A caliper is a widely used tool to measure the distance between two symmetrical points using two adjustable steel legs or jaws. After measuring with the steel jaws, the distance can be read using a ruler or whatever measuring device is attached to the caliper. There are many types of calipers.
- Venier caliper which is an upgrade of the traditional calipers (inside caliper, outside caliper, divider caliper and odd-leg caliper); uses a Venier scale
- Dial caliper which has a dial indicator for direct reading
- Digital caliper which has an electronic digital display and can switch between metric and inch units
- Micrometer caliper used for precision measurements
Calipers have many applications. They are used in engineering, woodworking and metalworking. As such, they come in different sizes like 4", 6", 8", and 12" up to 80". There is also what is known as a brake caliper where the brake pads, rotors and the pistons are mounted between steel jaws.
A digital caliper, like an electronic weighing scale, may lose its accuracy with use. Once this happens, the caliper needs to be calibrated. You can either try to calibrate the device yourself or send it for professional calibration. This can be done by the manufacturer. Caliper makers Starrett, Mitutoyo, Brown&Sharpe all offer calibration services.
Close the jaws as tight as possible. Set the caliper to zero. Open the jaws as far as you can then close them again tightly. The display should read zero. At the very least, the difference between the two readings should be a single unit of the smallest measurement. For example, a ".001" difference is acceptable for calipers that can distinguish this amount. If the reading is greater, try to calibrate the caliper.
- Using a soft lint-free cloth, wipe the caliper clean. For the device to function properly the beams should be dry. Remove all the visible dirt and oil from the caliper.

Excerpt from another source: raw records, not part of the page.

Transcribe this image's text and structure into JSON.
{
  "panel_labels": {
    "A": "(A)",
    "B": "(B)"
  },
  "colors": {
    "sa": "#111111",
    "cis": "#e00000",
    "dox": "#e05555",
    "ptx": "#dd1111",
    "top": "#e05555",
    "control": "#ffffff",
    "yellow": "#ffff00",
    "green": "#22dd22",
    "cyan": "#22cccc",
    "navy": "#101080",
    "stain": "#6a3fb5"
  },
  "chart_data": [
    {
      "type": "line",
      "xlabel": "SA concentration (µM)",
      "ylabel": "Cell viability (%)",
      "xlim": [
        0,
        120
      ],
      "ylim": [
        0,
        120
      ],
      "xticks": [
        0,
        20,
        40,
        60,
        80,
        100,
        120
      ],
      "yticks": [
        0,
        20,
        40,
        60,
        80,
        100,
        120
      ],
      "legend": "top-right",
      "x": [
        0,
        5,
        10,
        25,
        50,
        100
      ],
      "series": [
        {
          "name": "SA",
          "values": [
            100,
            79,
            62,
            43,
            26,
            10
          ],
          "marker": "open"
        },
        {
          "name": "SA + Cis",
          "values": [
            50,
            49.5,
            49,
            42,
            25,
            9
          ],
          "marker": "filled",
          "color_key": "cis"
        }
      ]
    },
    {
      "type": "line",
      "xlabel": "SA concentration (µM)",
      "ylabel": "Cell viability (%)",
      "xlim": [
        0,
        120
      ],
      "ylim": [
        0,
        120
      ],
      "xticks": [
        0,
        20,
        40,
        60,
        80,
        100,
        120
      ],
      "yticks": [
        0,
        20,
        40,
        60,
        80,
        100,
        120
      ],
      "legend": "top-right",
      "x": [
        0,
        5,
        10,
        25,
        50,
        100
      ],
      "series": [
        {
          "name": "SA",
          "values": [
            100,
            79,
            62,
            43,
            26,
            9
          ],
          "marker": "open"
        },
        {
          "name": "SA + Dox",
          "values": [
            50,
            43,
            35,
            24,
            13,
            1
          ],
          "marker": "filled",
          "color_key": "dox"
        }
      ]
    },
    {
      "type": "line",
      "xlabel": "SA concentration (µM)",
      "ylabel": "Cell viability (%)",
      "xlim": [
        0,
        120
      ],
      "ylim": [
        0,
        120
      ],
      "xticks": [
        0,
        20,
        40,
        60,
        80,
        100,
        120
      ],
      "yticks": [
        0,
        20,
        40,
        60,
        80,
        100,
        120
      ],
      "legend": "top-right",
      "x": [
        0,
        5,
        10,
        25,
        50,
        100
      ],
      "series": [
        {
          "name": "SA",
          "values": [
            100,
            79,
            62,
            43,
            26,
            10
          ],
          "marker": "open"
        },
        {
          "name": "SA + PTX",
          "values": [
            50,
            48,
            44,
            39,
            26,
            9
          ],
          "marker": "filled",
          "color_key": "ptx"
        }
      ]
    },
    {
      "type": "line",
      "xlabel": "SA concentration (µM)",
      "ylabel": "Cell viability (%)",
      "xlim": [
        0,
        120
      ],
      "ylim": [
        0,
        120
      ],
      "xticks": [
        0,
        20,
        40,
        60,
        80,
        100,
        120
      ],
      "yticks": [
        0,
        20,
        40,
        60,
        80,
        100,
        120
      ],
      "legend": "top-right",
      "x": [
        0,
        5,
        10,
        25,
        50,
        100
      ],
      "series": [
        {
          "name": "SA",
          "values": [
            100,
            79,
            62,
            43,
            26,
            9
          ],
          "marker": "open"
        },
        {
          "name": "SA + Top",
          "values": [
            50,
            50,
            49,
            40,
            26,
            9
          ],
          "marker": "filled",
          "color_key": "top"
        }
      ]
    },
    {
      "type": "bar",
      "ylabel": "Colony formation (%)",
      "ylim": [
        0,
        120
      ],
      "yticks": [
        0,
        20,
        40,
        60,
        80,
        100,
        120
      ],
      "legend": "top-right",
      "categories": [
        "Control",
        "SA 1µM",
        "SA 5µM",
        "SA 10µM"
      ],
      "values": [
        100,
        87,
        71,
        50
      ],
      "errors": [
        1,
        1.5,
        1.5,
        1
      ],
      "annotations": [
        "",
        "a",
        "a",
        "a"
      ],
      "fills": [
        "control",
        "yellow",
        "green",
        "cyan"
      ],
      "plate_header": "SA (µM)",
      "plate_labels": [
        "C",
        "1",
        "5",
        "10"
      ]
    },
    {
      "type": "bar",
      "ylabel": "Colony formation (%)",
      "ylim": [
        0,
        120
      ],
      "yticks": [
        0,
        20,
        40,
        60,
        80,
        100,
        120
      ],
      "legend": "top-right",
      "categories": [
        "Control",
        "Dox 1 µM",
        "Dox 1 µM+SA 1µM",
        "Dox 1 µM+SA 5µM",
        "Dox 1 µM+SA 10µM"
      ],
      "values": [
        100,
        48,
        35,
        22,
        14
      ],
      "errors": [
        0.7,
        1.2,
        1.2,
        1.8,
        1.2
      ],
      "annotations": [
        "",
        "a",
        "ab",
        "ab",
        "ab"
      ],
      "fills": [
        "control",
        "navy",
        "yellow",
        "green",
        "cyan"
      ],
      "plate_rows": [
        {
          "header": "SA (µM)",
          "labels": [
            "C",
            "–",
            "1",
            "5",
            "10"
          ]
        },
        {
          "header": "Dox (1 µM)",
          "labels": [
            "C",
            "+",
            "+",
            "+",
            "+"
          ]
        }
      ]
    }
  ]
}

- If the caliper is new, it sometimes comes with an instruction to clean the caliper with an oil-soaked rag before use. This is because the caliper has been coated with grease to protect it while it is being stored and shipped. Simply spray some WD40 on a soft cloth and wipe the jaws and the beam. Next, using a dry cloth, wipe off the WD40.
- Calibrate the outside jaws using certified gauge blocks. These are metal blocks that have a specific measurement or size. Gauge blocks are routinely used for checking the accuracy of the caliper. Insert the gauge blocks between the outside jaws then record the caliper readings. Do this several times per block. If the measurement returned by the digital caliper is different from the actual size of the block, the caliper should be calibrated. The accuracy may depend on the model of the caliper so check the manufacturer's specification. Use several gauge blocks.
- Next, calibrate the inside jaws by using a set of certified ring gauges. You can also use a micrometer for this purpose. Take several measurements as well.
- Test for repeatability. This simply means that the caliper should return the same results each time you measure the same gauge block or ring. If not, it's time to have the caliper serviced by the manufacturer.
If you use the caliper frequently, make sure to check it for accuracy as often as possible. Compared to other tools, digital calipers are more prone to damage. When in doubt, it is best to seek professional calibration than to get inaccurate results.